Let's not worry about it. He's coming back in a couple days. It's all good. It's a very, very different context. It took time for them to understand all of this, that we, through the power of hindsight and the additional context that we have, we can understand in a very different way. We've seen by looking not only at what Jesus endured, but His purpose and willingness in sacrificing Himself, that He was anything but a victim. He was victorious over all other powers that exist through His sacrifice, all other powers. As we reflect on that victory, we can have confidence in our ability to approach the throne of God with an advocate there beside us, one who understands everything about what it means to be human.
All the sorrows, all the weaknesses, all the challenges that go with it, and can advocate on our behalf. Jesus Christ is not there to cast stones at us. He's not there because He wants us to feel awful and to fail. He's there because He wants us to succeed.
He calls us His brothers and His sisters. And as we deepen our understanding of His total victory, the door opens for us to experience joy in a way that's so different than just happiness, having some fun, but a deep-seated understanding, this contentedness, this joy that comes from knowing that regardless of what we see around us, there's a greater context, there's a different context that means so much more. I'd like to close by reading a few words from the Apostle Paul. It happens to be one of my favorite passages in the Bible, so I'll leave you with this as we wrap up this message.
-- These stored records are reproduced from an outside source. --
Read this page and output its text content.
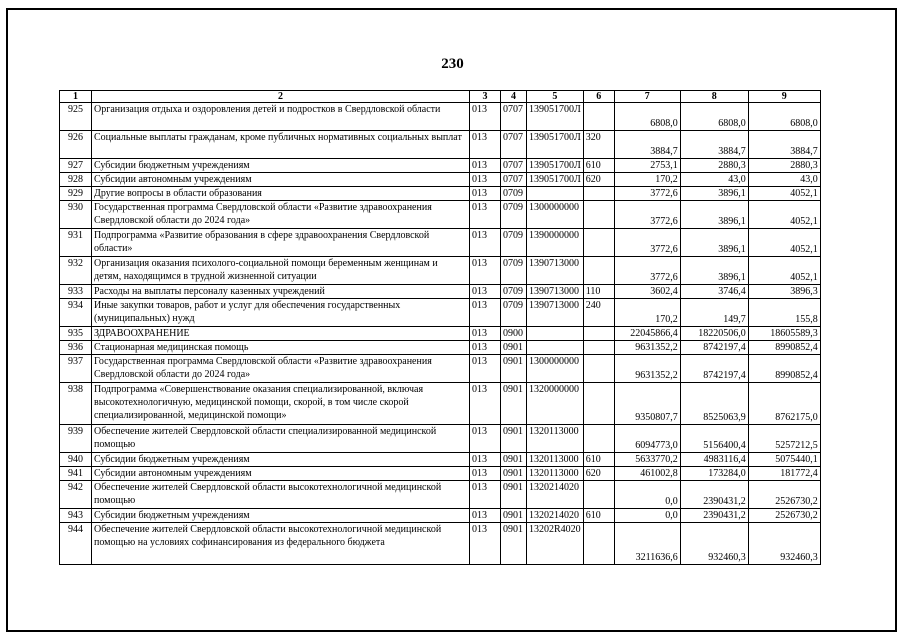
230
1	2	3	4	5	6	7	8	9
925	Организация отдыха и оздоровления детей и подростков в Свердловской области	013	0707	139051700Л		6808,0	6808,0	6808,0
926	Социальные выплаты гражданам, кроме публичных нормативных социальных выплат	013	0707	139051700Л	320	3884,7	3884,7	3884,7
927	Субсидии бюджетным учреждениям	013	0707	139051700Л	610	2753,1	2880,3	2880,3
928	Субсидии автономным учреждениям	013	0707	139051700Л	620	170,2	43,0	43,0
929	Другие вопросы в области образования	013	0709			3772,6	3896,1	4052,1
930	Государственная программа Свердловской области «Развитие здравоохранения Свердловской области до 2024 года»	013	0709	1300000000		3772,6	3896,1	4052,1
931	Подпрограмма «Развитие образования в сфере здравоохранения Свердловской области»	013	0709	1390000000		3772,6	3896,1	4052,1
932	Организация оказания психолого-социальной помощи беременным женщинам и детям, находящимся в трудной жизненной ситуации	013	0709	1390713000		3772,6	3896,1	4052,1
933	Расходы на выплаты персоналу казенных учреждений	013	0709	1390713000	110	3602,4	3746,4	3896,3
934	Иные закупки товаров, работ и услуг для обеспечения государственных (муниципальных) нужд	013	0709	1390713000	240	170,2	149,7	155,8
935	ЗДРАВООХРАНЕНИЕ	013	0900			22045866,4	18220506,0	18605589,3
936	Стационарная медицинская помощь	013	0901			9631352,2	8742197,4	8990852,4
937	Государственная программа Свердловской области «Развитие здравоохранения Свердловской области до 2024 года»	013	0901	1300000000		9631352,2	8742197,4	8990852,4
938	Подпрограмма «Совершенствование оказания специализированной, включая высокотехнологичную, медицинской помощи, скорой, в том числе скорой специализированной, медицинской помощи»	013	0901	1320000000		9350807,7	8525063,9	8762175,0
939	Обеспечение жителей Свердловской области специализированной медицинской помощью	013	0901	1320113000		6094773,0	5156400,4	5257212,5
940	Субсидии бюджетным учреждениям	013	0901	1320113000	610	5633770,2	4983116,4	5075440,1
941	Субсидии автономным учреждениям	013	0901	1320113000	620	461002,8	173284,0	181772,4
942	Обеспечение жителей Свердловской области высокотехнологичной медицинской помощью	013	0901	1320214020		0,0	2390431,2	2526730,2
943	Субсидии бюджетным учреждениям	013	0901	1320214020	610	0,0	2390431,2	2526730,2
944	Обеспечение жителей Свердловской области высокотехнологичной медицинской помощью на условиях софинансирования из федерального бюджета	013	0901	13202R4020		3211636,6	932460,3	932460,3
And that's in Romans 8. We'll read verses 31 through 37. Because I think this encapsulates all of what it means to have this victory. Romans 8, starting in verse 31. What then shall we say to these things? If God is for us, who can be against us? He who did not spare his own Son, but delivered him up for us all, how shall he not with him also freely give us all things?
Who shall bring a charge against God's elect? It's God who justifies. Who condemns? It's Christ who died and furthermore is risen, who is at the right hand of God, who makes intercession for us. Who shall separate us from the love of Christ? Shall tribulation or distress or persecution or famine or nakedness, peril or sword?
As it is written, for your sake we are killed all day long. We are counted as sheep for the slaughter. Yet in all these things we are more than conquerors through him who loved us.